Namens de VvE is ter zitting verklaard dat [opdrachtnemer] op een donderdag de werkzaamheden heeft verricht voor de VvE. De rechtbank constateert dat 18 maart 2021 een donderdag betreft en 15 maart 2021 een maandag. Daarbij komt dat tussen partijen vaststaat dat een bestuurslid van de VvE [opdrachtnemer] heeft gezien tijdens het werk met zijn hand in het verband. Gezien het vorenstaande gaat de rechtbank ervan uit dat het letsel van [opdrachtnemer] van 18 maart 2021 is ontstaan tijdens de werkzaamheden van [opdrachtnemer] voor de VvE.

3.5.

Voor de beoordeling van de vordering van [opdrachtnemer] moeten vervolgens de vragen worden beantwoord hoe het letsel op 18 maart 2021 is ontstaan en of de VvE aansprakelijk is voor eventuele schade als gevolg van het letsel.

[opdrachtnemer] stelt dat het letsel is ontstaan doordat hij met zijn rechterhand onder een dichtslaande deur terecht is gekomen. De mechanische dranger op de deur was destijds niet goed afgesteld, waardoor de deur plotseling hard dichtklapte op het moment dat hij ter plaatse met zijn handen het afdekvlies op de vloer bevestigde. Er is daarom sprake van een gebrekkige opstal. De VvE is op grond van artikel 6:174 BW als bezitter van die gebrekkige opstal aansprakelijk voor de schade als het gevolg van het letsel.
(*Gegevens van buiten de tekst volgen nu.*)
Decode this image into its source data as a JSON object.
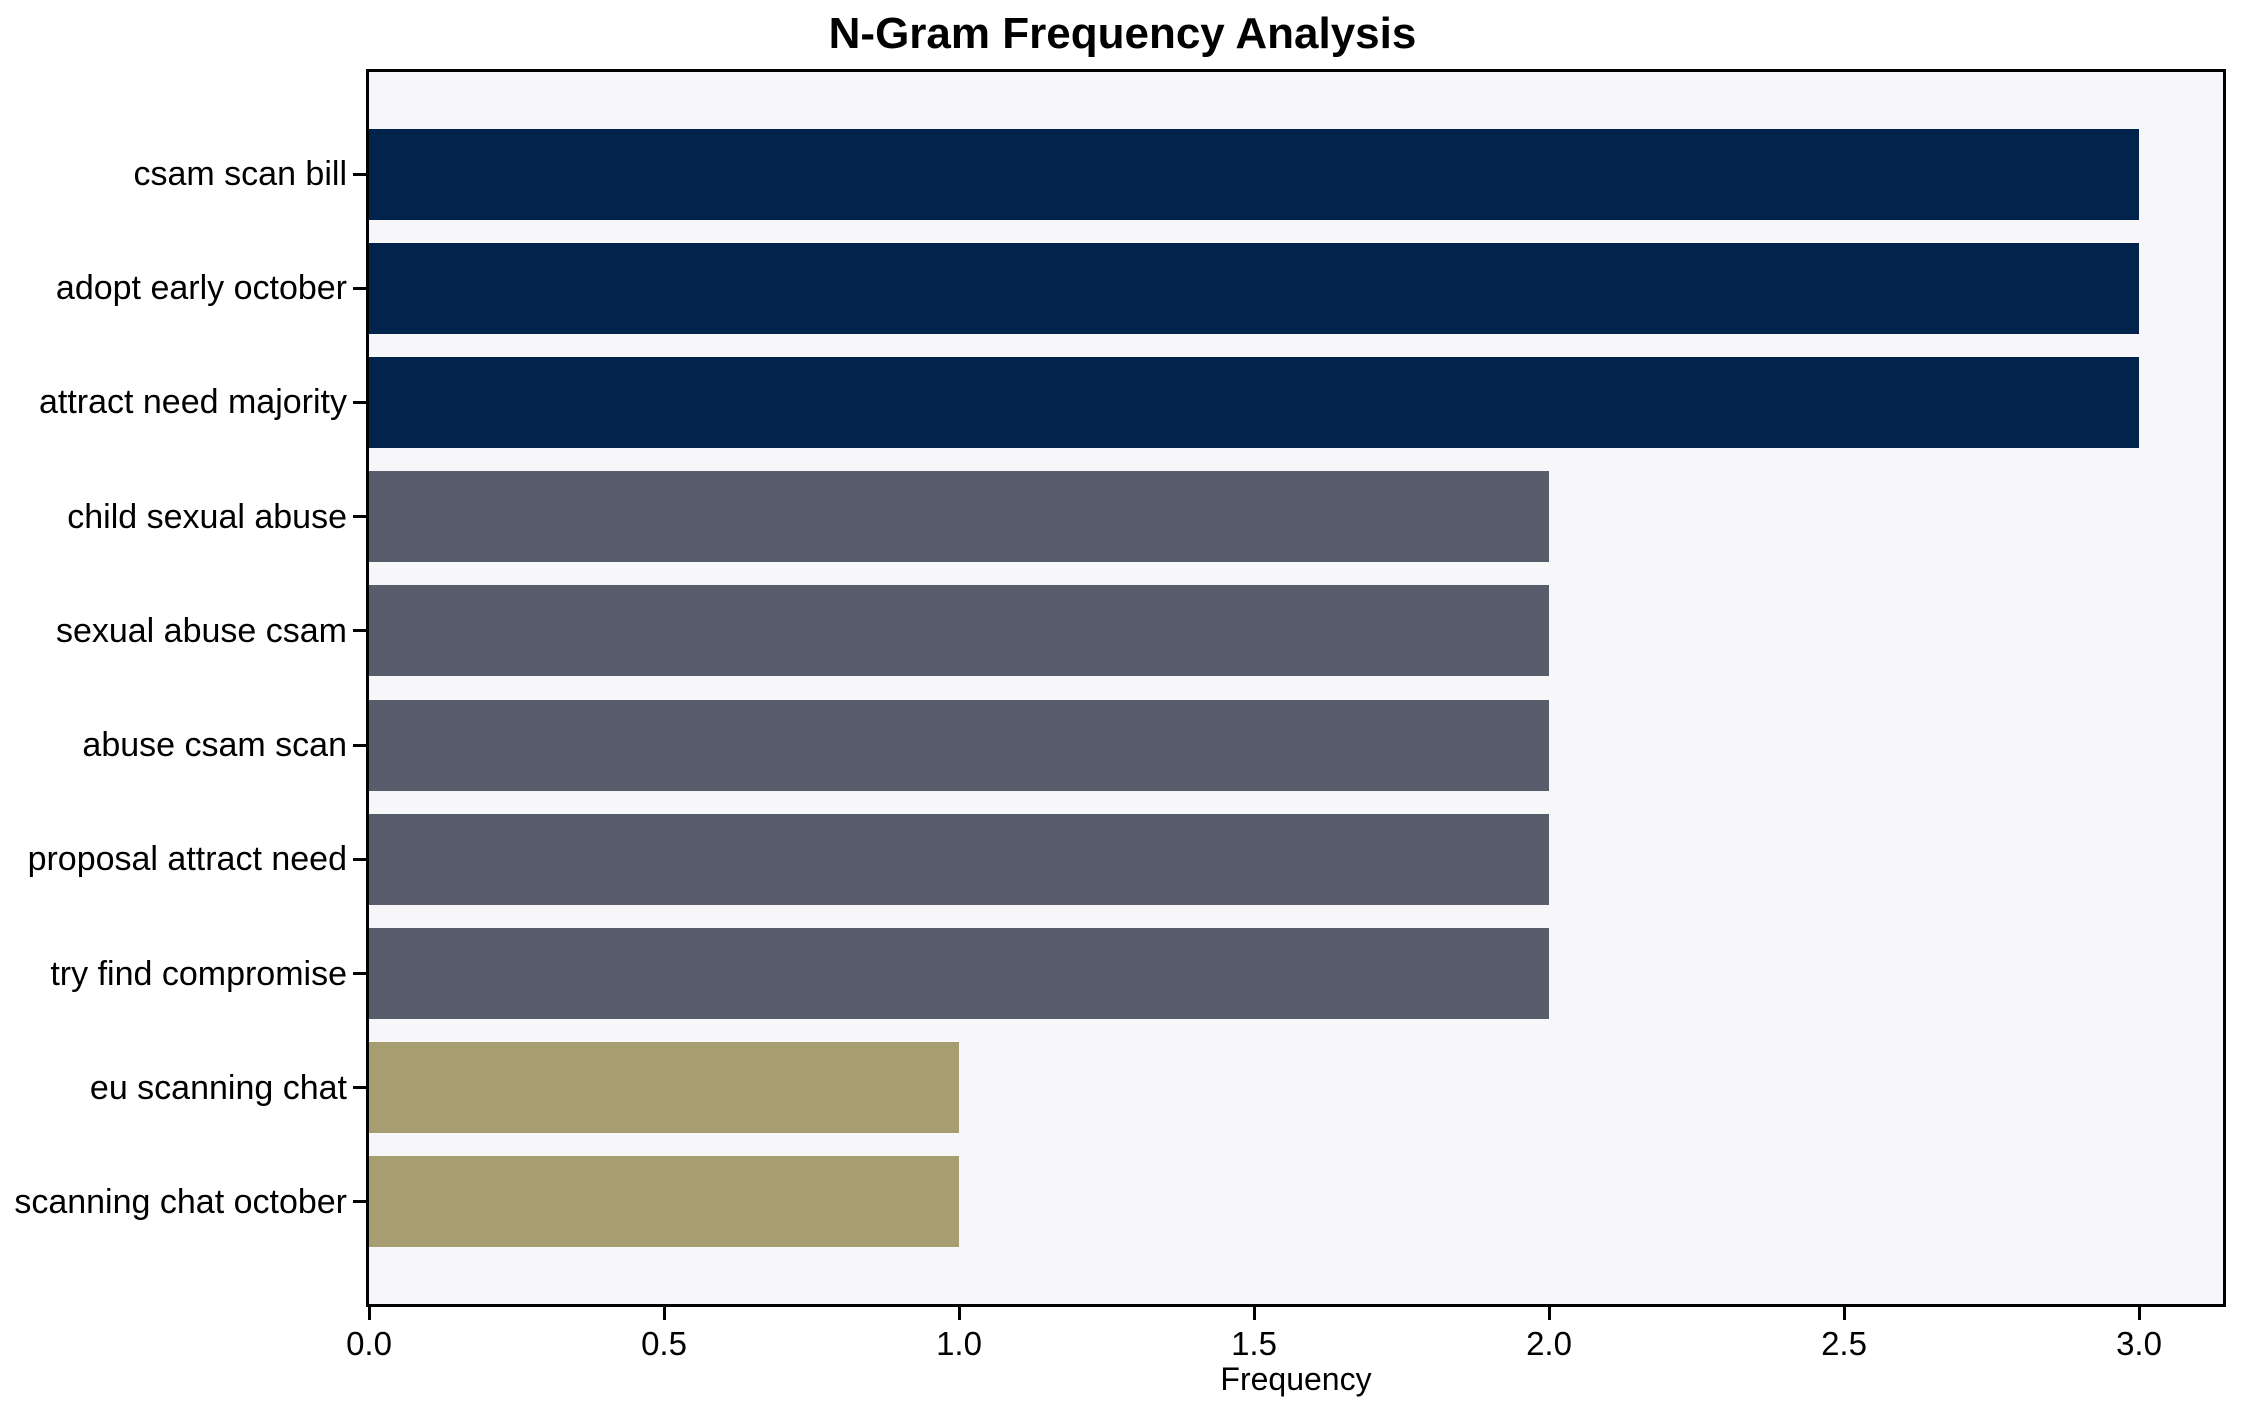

De VvE heeft deze stellingen van [opdrachtnemer] gemotiveerd betwist.

3.6.

De rechtbank overweegt dat in het midden kan blijven hoe het letsel is ontstaan. Ook indien de rechtbank uitgaat van de toedracht zoals die door [opdrachtnemer] wordt gesteld, dan kan dit niet leiden tot toewijzing van zijn vordering. De VvE is niet aansprakelijk voor eventuele schade die [opdrachtnemer] als gevolg van zijn letsel heeft geleden. De rechtbank licht dit oordeel als volgt toe.

3.7.

Het is de vraag of de dranger die destijds op de betreffende branddeur was bevestigd, kan worden aangemerkt als onderdeel van de deur en dus als opstal. Zelfs indien de rechtbank [opdrachtnemer] zou volgen in ook dit betoog, dan is onvoldoende onderbouwd waarom aan deze opstal een gebrek kleefde als bedoeld in artikel 6:174 BW.

3.8.

Tussen partijen is niet in geschil dat de betreffende deur destijds was toegerust met een mechanische dranger van het merk Noxxa, type NX300SA, welke dranger werkt zonder elektriciteit en gebruik maakt van een veermechanisme om de deur terug te trekken naar de gesloten positie. Verder is niet in geschil dat het doel van deze dranger is zeker te stellen dat de deur goed in het slot valt in het kader van (brand)veiligheid en dat de sluitsnelheid instelbaar is. Vast staat dat ten tijde van het (vermeende) ongeval de sluitsnelheid van de betreffende deur nog niet (goed) was ingesteld, waardoor deze deur na openen (iets) sneller sloot.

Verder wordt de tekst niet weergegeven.